We shared a platter of fried calamari and drank white wine and navigated first-date jitters on a balmy summer afternoon. Even though we had met years before, it was only now that circumstances were right for us to be together. It was August 2004, and I thought it would be fun to take him to Bailey Island for lunch with a spectacular seaside view.

Kate Cone Brancaccio, right, and her husband, Pat Brancaccio, at a cooking class in Verona, Italy.

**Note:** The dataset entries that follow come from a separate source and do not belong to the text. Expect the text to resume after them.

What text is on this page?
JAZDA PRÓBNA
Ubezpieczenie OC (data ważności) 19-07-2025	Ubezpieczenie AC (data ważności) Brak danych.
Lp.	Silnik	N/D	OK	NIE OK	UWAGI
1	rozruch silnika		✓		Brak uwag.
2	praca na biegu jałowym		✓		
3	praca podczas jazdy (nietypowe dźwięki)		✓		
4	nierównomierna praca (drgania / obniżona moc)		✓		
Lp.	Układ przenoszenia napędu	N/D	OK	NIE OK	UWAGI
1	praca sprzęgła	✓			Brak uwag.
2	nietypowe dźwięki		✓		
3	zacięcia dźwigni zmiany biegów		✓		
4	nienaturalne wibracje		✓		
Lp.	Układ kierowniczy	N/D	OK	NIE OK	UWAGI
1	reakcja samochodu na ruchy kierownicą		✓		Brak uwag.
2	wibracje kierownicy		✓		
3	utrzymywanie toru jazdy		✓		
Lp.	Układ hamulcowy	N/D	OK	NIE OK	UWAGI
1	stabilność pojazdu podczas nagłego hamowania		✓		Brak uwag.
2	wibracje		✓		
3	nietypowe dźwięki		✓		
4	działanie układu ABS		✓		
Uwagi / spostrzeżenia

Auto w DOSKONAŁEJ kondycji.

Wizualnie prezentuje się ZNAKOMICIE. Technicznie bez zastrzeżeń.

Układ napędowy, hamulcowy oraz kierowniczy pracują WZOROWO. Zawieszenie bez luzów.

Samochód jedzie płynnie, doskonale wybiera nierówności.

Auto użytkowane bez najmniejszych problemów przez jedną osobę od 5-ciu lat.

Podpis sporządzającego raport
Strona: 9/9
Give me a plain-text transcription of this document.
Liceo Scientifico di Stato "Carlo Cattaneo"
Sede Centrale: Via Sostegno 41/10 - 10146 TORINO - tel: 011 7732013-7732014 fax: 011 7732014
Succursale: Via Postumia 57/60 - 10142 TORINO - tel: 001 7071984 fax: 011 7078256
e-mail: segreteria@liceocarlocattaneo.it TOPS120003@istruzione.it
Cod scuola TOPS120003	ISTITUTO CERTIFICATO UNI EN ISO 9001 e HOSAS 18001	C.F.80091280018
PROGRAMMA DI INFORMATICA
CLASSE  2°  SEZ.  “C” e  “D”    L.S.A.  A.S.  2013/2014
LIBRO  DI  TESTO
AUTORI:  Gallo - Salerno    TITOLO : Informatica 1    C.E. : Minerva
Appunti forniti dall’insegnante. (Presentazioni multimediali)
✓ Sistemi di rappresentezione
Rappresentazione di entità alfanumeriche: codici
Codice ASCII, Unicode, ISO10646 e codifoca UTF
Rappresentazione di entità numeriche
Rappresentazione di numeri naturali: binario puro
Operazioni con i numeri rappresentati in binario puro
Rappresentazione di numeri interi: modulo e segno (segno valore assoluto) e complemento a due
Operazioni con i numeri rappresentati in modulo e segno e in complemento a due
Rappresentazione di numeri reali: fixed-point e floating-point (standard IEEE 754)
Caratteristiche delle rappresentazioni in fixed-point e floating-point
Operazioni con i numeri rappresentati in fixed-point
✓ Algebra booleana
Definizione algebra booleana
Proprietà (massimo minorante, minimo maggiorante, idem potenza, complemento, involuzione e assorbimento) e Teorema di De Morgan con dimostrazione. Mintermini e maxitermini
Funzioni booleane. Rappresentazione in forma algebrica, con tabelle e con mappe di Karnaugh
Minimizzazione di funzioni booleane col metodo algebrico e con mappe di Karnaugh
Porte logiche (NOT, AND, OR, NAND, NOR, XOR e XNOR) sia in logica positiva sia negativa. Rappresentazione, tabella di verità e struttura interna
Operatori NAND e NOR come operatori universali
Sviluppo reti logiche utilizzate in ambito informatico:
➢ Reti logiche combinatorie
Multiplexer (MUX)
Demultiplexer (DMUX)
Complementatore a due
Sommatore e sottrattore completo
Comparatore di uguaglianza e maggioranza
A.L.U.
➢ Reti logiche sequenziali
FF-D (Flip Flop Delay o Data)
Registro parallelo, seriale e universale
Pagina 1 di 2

The Brancaccios enjoyed the spectacular Feast of the Seven Fishes every Christmas Eve, but their kitchen repertoire, influenced by the food of Pat’s childhood, also included pizza and other everyday treats.  Photo courtesy of Kate Cone Brancaccio

While sipping our only-adequate Chardonnay, he told me about a white wine he drank in France while eating fresh-shucked oysters. Picpoul de Pinet. I scribbled the name on a tiny scrap of paper. Something new to try, if I could get it here in Maine. We spent the next 15 years finding Picpoul, Falanghina and Verdicchio. And those were only the whites.

When we parted that evening I handed him a container of soup to bring home: pasta e fagioli, bean and pasta soup. Marcella Hazan’s recipes taught me how to cook authentic Italian dishes for 20 years. But because my husband was Italian-American, and had eaten at the table of his discerning parents, Millie and Tony, I had a lot to learn.

I had the gift of 16 years with Patrick, and although he rarely cooked, his stories about growing up in Brooklyn in the 1930s became my stories, and also became important lessons in my cooking education. His father’s quest to find a fresh-killed chicken, running it under a trickle of ice-cold water for hours before roasting it, translated to “always search for the best, freshest ingredients and take care in preparing them.” And there were many such stories and lessons.

Pat did make pizza, my favorite being handed down to him by his father: Stuff small patties of pizza dough with ricotta and a cube of mozzarella cheese, perhaps some ham, seal them with a few pinches, drop them into hot fat and watch them transform into puffed up morsels of crunchy, chewy, creamy street food, straight from Naples. I liked mine dipped in tomato sauce. That drew a disapproving glare – I was deviating from Grandpa Tony’s method.

The most spectacular display was the Feast of Seven Fishes, made for Christmas Eve. Seven types of seafood presented in courses, ending with what I called “the superfluous fish,” because by the time all else had been eaten, one more thing seemed just too much. But then the delicate white meat of a perfectly roasted branzino would be presented at the table and, yes, I had to have a few bites.

Pat and Kate on a trip to Venice. Photo courtesy of Kate Cone Brancaccio

To end the dinner, my husband presented “his tiramisu,” a cakey, creamy dessert made with espresso and mascarpone soaked into ladyfingers, the search for which was epic every December, and powdered cocoa dusted on top. He often made two, because even after a multi-course feast, we wanted more.

Patrick passed away on a New Year’s Eve while packing for another January in Italy, where he taught Italian literature to 20-odd Colby students. We had already been planning our meals, a visit to a winery near Verona and a cooking class with the students. Never mind what clothes to pack – we were planning what food to eat, wine to drink, knowing there would be stories, memories and recipes to treasure as keepsakes.